Habitacionais: obras paradas servem de morada do Aedes

Um protesto que pedia a conclusão da obra do Conjunto Habitacional Vila Brasil 1, na Ilha de Joana Bezerra, área Central do Recife, revelou um outro problema: focos do Aedes aegypti. Assim como outros oito habitacionais, o Vila Brasil está com a obra parada há cerca de um ano. Enquanto isso, o mosquito transmissor de doenças como dengue, zika e chikungunya, prolifera. Ontem, a Folha visitou quatro dos nove conjuntos. Teve acesso a três deles. No entorno, a população reclama do adoecimento e aponta os focos do Aedes.

No Vila Brasil 1, logo no portão de entrada do habitacional o descarte de resíduos de construção, como madeiras e concreto, além de pneus e garrafas, servem de moradia para o mosquito. No bloco B, um dos apartamentos está com o acúmulo de água parada na sala. “Peguei chikungunya há duas semanas. A moleza e febre passaram. Mas estou com dores nas costas e no tornozelo. Venho muito aqui brincar com os meus amigos. Meus pais reclama, dizem que tem o mosquito da dengue”, disse o estudante Williams Berg, 12.

Ali próximo, no Conjunto Sérgio Loreto, no bairro de São José – com 224 moradias – a situação é preocupante. Além de resíduos da construção e pneus, a Folha flagrou um capacete de obra e uma carcaça de televisão com água parada e larvas do mosquito. Na rua do Muniz, que fica por trás do conjunto e é conhecida pelo logradouro de oficinas de pintura para veículos e motocicletas, moradores reclamam de doenças. “Aqui na rua muitos companheiros adoeceram, tiveram chikungunya. Mosquito aqui tem é muito e vem dessa obra parada”, reclamou o pintor Robson Lúcio dos Santos, 42.

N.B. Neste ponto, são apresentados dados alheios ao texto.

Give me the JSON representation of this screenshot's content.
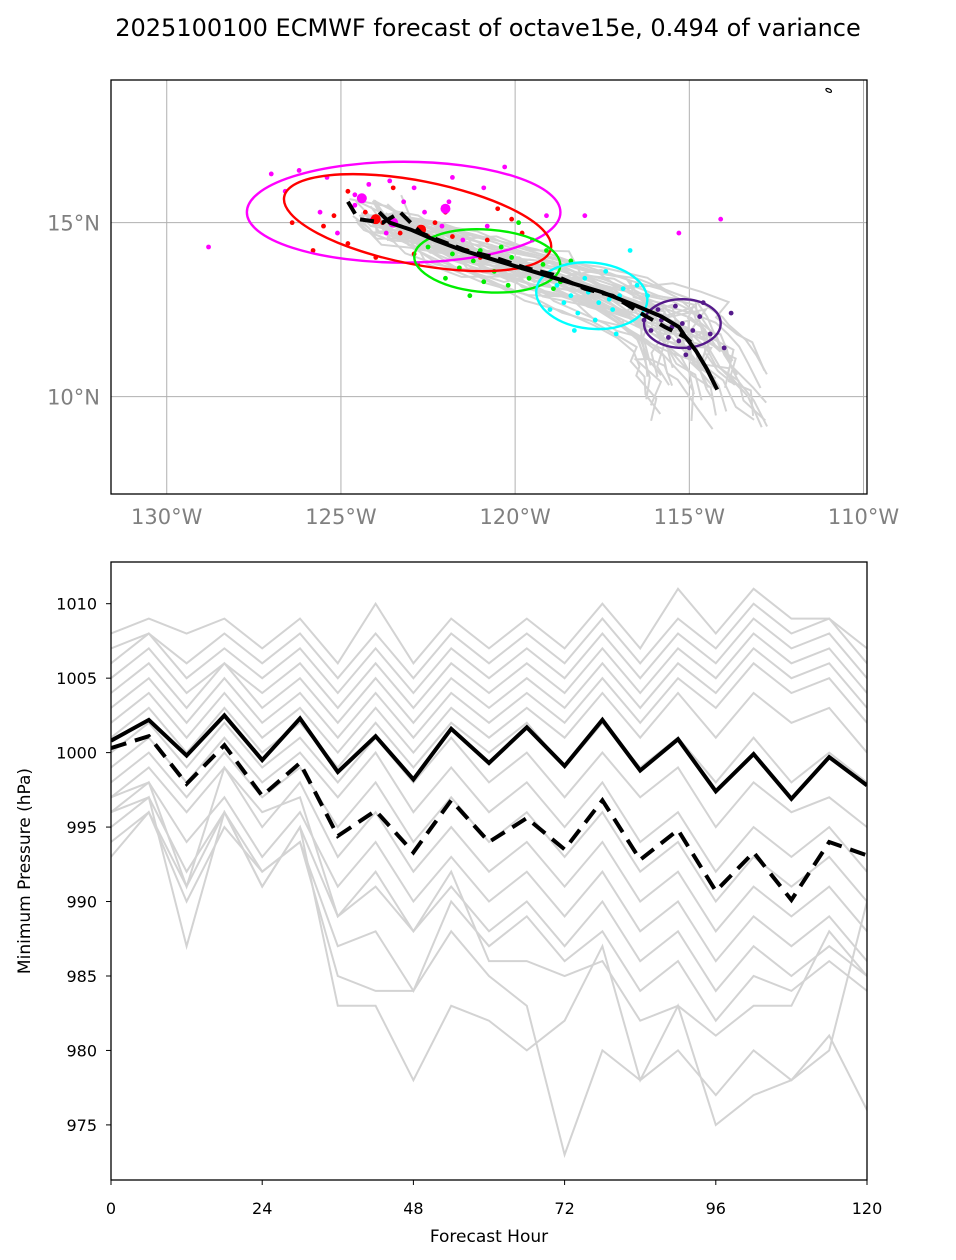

Já no Habitacional do Pilar, no Bairro do Recife, o Bloco C, que ainda não recebeu moradores, também tem focos do Aedes. E mais uma vez a população reclamou. “Muita gente aqui tá com chikungunya. Tive a doença há duas semanas. É muito mosquito que vem do Bloco C. Nós, dos demais blocos, sofremos muito”, relatou a auxiliar de serviços gerais, Maria Rosângela, 29.

Vistorias
Procurada pela Folha, a Secretaria Municipal de Saúde (Sesau) informou, em nota, que todos os habitacionais citados na matéria são considerados pontos estratégicos da Vigilância Ambiental do município. O órgão esclareceu que em vistorias anteriores, nos conjuntos do Vila Brasil 1 e do Pilar, não foram encontradas larvas do mosquito – vistorias foram realizadas no último dia 7 deste mês (Vila Brasil 1) e dias 26 e 27 de dezembro no Pilar.

Já em relação às obras paradas, a Secretaria de Habitação do município informou que há 5 mil famílias recebendo auxílio-moradia, aguardando soluções habitacionais. Em entrevista a Folha no final do ano passado, o prefeito Geraldo Julio adiantou que terá investimentos para habitação após a aprovação de recursos provenientes de empréstimo do Banco Mundial na ordem de R$ 900 milhões. “São US$ 220 milhões, o que representa algo em torno de R$ 900 milhões. Esse planejamento foca em um padrão de investimentos altos, que, certamente, inclui a área de habitação. Não houve agilidade no Governo Federal para liberação de recursos, o que impediu que pudéssemos avançar mais. Já entregamos quatro conjuntos habitacionais nesta gestão e vamos fazer mais”, disse o gestor.